The agency cited the construction of the Capital One Arena in Washington, built about the same time as the Wells Fargo Center, in the degradation of that city’s Chinatown which has been a rallying cry for community members for months.

“In D.C., the area will never return to what the community was,” said PCDC board member Harry Leong, who is president of the Chinatown basketball team the Philadelphia Suns. “It basically transformed that community to where it’s not even a cultural center at this point. It’s a shell of itself.”

The Sixers have maintained that many people in Chinatown, the heart of the region’s Asian community and the neighborhood that would be most affected, are willing to hear more about the plans. That view contrasts with the “No Arena” posters plastered on buildings, and with events like the one in December, where more than 200 people rained boos, shouts, and catcalls upon a 76ers representative during a meeting at Ocean Harbor restaurant.

» READ MORE: Chinatown residents loudly denounce Sixers arena proposal at contentious meeting

The team plans to move into a new arena when its lease expires at the Wells Fargo Center in 2031 — and says the eight-year timeline is deliberate, to allow for neighbors to help craft additions and alterations to the proposal.

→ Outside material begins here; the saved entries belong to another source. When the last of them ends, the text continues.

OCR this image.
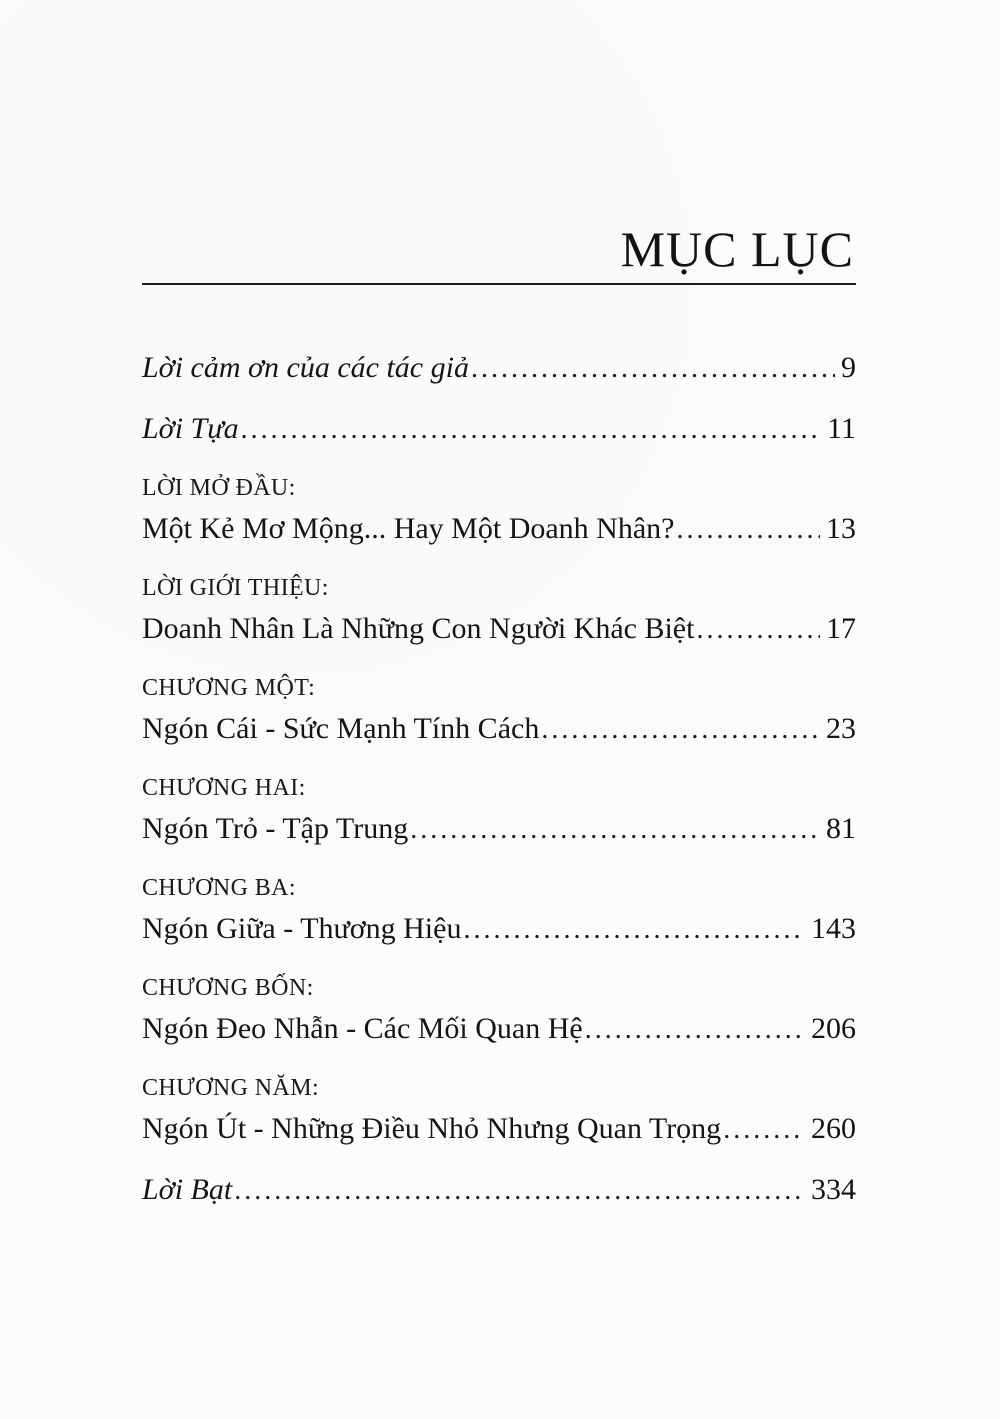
MỤC LỤC
Lời cảm ơn của các tác giả .....	9
Lời Tựa .....	11
LỜI MỞ ĐẦU:
Một Kẻ Mơ Mộng... Hay Một Doanh Nhân? .....	13
LỜI GIỚI THIỆU:
Doanh Nhân Là Những Con Người Khác Biệt .....	17
CHƯƠNG MỘT:
Ngón Cái - Sức Mạnh Tính Cách .....	23
CHƯƠNG HAI:
Ngón Trỏ - Tập Trung .....	81
CHƯƠNG BA:
Ngón Giữa - Thương Hiệu .....	143
CHƯƠNG BỐN:
Ngón Đeo Nhẫn - Các Mối Quan Hệ .....	206
CHƯƠNG NĂM:
Ngón Út - Những Điều Nhỏ Nhưng Quan Trọng .....	260
Lời Bạt .....	334
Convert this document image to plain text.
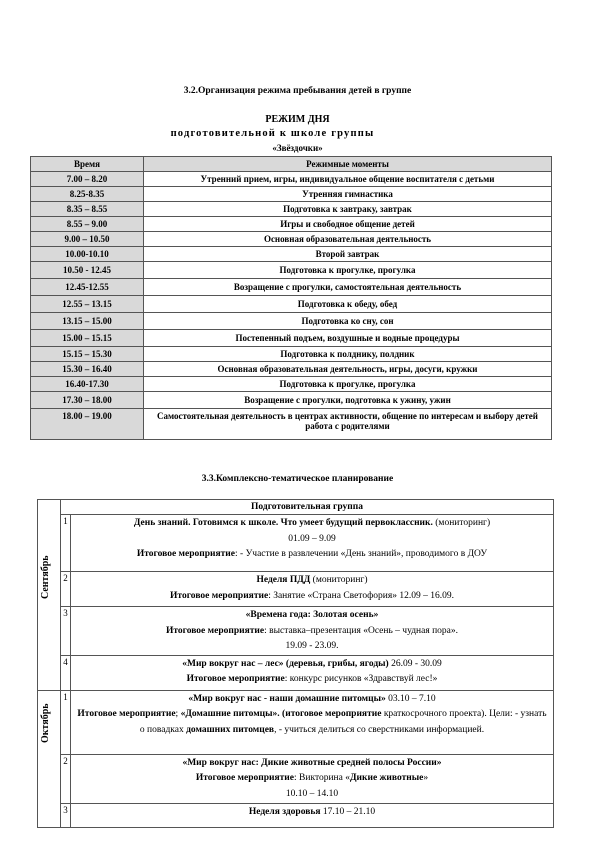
3.2.Организация режима пребывания детей в группе
РЕЖИМ ДНЯ
подготовительной к школе группы
«Звёздочки»
Время	Режимные моменты
7.00 – 8.20	Утренний прием, игры, индивидуальное общение воспитателя с детьми
8.25-8.35	Утренняя гимнастика
8.35 – 8.55	Подготовка к завтраку, завтрак
8.55 – 9.00	Игры и свободное общение детей
9.00 – 10.50	Основная образовательная деятельность
10.00-10.10	Второй завтрак
10.50 - 12.45	Подготовка к прогулке, прогулка
12.45-12.55	Возращение с прогулки, самостоятельная деятельность
12.55 – 13.15	Подготовка к обеду, обед
13.15 – 15.00	Подготовка ко сну, сон
15.00 – 15.15	Постепенный подъем, воздушные и водные процедуры
15.15 – 15.30	Подготовка к полднику, полдник
15.30 – 16.40	Основная образовательная деятельность, игры, досуги, кружки
16.40-17.30	Подготовка к прогулке, прогулка
17.30 – 18.00	Возращение с прогулки, подготовка к ужину, ужин
18.00 – 19.00	Самостоятельная деятельность в центрах активности, общение по интересам и выбору детей работа с родителями
3.3.Комплексно-тематическое планирование
	Подготовительная группа	

Сентябрь	1	День знаний. Готовимся к школе. Что умеет будущий первоклассник. (мониторинг)
01.09 – 9.09
Итоговое мероприятие: - Участие в развлечении «День знаний», проводимого в ДОУ

	2	Неделя ПДД (мониторинг)
Итоговое мероприятие: Занятие «Страна Светофория» 12.09 – 16.09.

	3	«Времена года: Золотая осень»
Итоговое мероприятие: выставка–презентация «Осень – чудная пора».
19.09 - 23.09.

	4	«Мир вокруг нас – лес» (деревья, грибы, ягоды) 26.09 - 30.09
Итоговое мероприятие: конкурс рисунков «Здравствуй лес!»

Октябрь	1	«Мир вокруг нас - наши домашние питомцы» 03.10 – 7.10
Итоговое мероприятие; «Домашние питомцы». (итоговое мероприятие краткосрочного проекта). Цели: - узнать о повадках домашних питомцев, - учиться делиться со сверстниками информацией.

	2	«Мир вокруг нас: Дикие животные средней полосы России»
Итоговое мероприятие: Викторина «Дикие животные»
10.10 – 14.10

	3	Неделя здоровья 17.10 – 21.10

The team says it’s continuing to listen to the Chinatown community, and to work on local-impact studies that will be part of its ultimate plan.

The Sixers announced their intention to create a new arena eight months ago. The arena would touch Chinatown at Cuthbert Street, where the bus station is to be demolished. The first Chinatown business would six feet away. Yet despite neighborhood opposition, the Sixers insist that Chinatown can benefit.

In a recent interview, David Gould, chief diversity and impact officer for Harris Blitzer Sports & Entertainment, which owns and operates the team, said the Sixers are committed to exploring programs including housing assistance, street-cleaning, and special discounts that would encourage basketball fans to spend money in the neighborhood.

The Sixers may be able to partner with community groups to build new affordable housing. And to create a fund to provide rental and property-tax relief for businesses, landowners, or residents. It plans to invest in lighting, security cameras, and safety-patrol officers to increase public security, and might try to locate a city police substation in the arena, Gould said.

The Sixers also want to see if they could work with parking-lot operators, Gould said, to reserve and subsidize a certain number of spaces on game days. And they want to make sure that local businesses have a presence in the arena. Maybe Chinatown restaurants could operate kiosks inside, or license some favorite dishes to another vendor, he said.

“They didn’t come with anything other than promises,” said Leong.

For months, he said, community members have departed team-outreach efforts feeling frustrated and patronized, without clear answers to difficult questions around parking, real-estate taxes, gentrification, and a potential greater demise of Chinatown and the authentic cultural space it provides for the Asian American community. People have asked for professional environmental and traffic studies, but none have been forthcoming, Leong said.

“So how could we support such a project?” he said.

Developer Adelman, who has promised to build what he says will be the finest basketball arena in the country, “may not have anticipated the strength or perseverance of the community,” Leong said. “Money can’t buy everything.”